To investigate the role of YB-1 in cell proliferation and migration, MTT assays and migration assays were performed, respectively. In the MTT assays, proliferation potency was significantly suppressed in all the cell lines transfected with siRNA-1 compared to that in the siCtr-transfected group (Fig. 3A). Moreover, in the migration assays, the number of cells transfected with si-RNA-1 that migrated into the center of the well was significantly less than that of the siCtr-transfected group (Fig. 3B). Similar results were obtained from siRNA knockdown experiments using the other cell lines. Overall, the effects of YB-1 on cell proliferation and cell migration were not affected by the presence or absence of mutations in KRAS or BRAF.
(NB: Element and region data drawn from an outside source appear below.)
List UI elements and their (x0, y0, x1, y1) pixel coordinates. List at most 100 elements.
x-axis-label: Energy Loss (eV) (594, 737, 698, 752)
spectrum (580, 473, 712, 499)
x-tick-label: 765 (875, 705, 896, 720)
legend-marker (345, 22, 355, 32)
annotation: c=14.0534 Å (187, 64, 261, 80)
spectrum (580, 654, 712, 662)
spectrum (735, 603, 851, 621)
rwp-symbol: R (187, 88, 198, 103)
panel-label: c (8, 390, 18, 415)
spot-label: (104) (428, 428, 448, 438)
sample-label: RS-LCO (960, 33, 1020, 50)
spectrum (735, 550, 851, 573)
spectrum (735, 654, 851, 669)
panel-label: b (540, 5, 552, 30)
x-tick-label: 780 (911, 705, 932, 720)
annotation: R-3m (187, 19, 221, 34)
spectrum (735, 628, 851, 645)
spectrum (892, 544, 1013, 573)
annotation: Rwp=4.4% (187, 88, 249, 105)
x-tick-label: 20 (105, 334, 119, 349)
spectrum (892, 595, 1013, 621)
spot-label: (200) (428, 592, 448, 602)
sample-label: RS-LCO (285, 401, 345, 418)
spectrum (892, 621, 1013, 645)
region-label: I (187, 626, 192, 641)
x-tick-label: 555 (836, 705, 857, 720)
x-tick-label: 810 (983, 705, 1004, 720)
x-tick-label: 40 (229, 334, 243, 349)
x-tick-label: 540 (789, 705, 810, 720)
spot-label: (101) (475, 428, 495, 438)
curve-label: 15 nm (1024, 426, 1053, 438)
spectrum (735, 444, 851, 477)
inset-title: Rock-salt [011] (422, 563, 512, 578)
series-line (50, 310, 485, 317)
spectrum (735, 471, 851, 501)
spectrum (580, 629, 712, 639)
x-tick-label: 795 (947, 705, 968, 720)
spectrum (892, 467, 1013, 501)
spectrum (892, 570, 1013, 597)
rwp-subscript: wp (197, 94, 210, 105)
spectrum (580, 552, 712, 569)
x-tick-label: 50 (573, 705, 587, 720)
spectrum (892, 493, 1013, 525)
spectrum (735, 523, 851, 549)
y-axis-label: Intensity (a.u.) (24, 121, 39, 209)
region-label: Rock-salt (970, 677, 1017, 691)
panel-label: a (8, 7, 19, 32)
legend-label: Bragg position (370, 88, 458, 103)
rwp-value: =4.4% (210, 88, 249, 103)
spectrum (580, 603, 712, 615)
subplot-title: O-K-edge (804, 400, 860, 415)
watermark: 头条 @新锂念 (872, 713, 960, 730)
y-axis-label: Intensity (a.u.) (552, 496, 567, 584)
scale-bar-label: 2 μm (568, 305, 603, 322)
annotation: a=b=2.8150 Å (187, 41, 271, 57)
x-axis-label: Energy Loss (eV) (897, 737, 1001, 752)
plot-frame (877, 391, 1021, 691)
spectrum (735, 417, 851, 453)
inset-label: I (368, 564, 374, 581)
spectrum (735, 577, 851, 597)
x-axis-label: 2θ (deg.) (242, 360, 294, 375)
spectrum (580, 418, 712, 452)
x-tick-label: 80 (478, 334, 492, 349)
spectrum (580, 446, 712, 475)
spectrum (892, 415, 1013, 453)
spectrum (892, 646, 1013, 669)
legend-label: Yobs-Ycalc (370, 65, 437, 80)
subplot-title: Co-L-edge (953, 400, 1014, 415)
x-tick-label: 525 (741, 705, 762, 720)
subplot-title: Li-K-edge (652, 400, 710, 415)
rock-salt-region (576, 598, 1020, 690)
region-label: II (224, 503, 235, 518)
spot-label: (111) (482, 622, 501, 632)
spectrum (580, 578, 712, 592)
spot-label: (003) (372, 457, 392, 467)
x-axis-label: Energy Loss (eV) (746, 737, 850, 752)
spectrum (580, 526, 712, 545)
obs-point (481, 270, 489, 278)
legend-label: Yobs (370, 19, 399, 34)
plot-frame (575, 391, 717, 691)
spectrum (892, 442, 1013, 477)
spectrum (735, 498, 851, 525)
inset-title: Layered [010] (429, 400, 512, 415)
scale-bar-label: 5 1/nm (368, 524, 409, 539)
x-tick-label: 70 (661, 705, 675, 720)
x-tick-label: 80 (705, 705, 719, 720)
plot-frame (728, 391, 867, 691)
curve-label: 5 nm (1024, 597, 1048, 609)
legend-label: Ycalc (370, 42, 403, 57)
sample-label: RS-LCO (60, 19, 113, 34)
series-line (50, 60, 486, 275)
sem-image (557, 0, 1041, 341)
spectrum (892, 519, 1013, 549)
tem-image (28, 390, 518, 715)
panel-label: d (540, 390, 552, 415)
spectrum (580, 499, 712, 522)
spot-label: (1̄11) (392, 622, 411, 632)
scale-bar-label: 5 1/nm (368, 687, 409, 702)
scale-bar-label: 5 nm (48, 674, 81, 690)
Since there are few studies regarding the relationship between YB-1 and apoptosis, the effect of YB-1 on apoptosis was analyzed by evaluating alterations in the expression of apoptosis-related genes Bax and Bcl-2 in siRNA-1-treated cells compared to that in siCtr-treated cells, by RT-qPCR analysis. There were no significant gene expression differences between the siRNA-1-treated and siCtr-treated groups for either HCT116 or HT29 cells. In contrast, Bcl-2 expression levels were significantly decreased (P=0.018) and Bax levels were significantly increased (P=0.021) in siRNA-1-treated CaCo2 cells compared to that in siCtr-treated CaCo2 cells (Fig. 4).

EGFR protein expression was compared between the siRNA-1-treated and siCtr-treated groups by western blot analysis. There were no significant differences in EGFR expression between the siRNA-1-treated and siCtr-treated groups for either HCT116 or HT29 cells. However, EGFR expression was significantly decreased in the siRNA-1-treated group of CaCo2 cells compared to that in siCtr-treated CaCo2 cells (Fig. 5).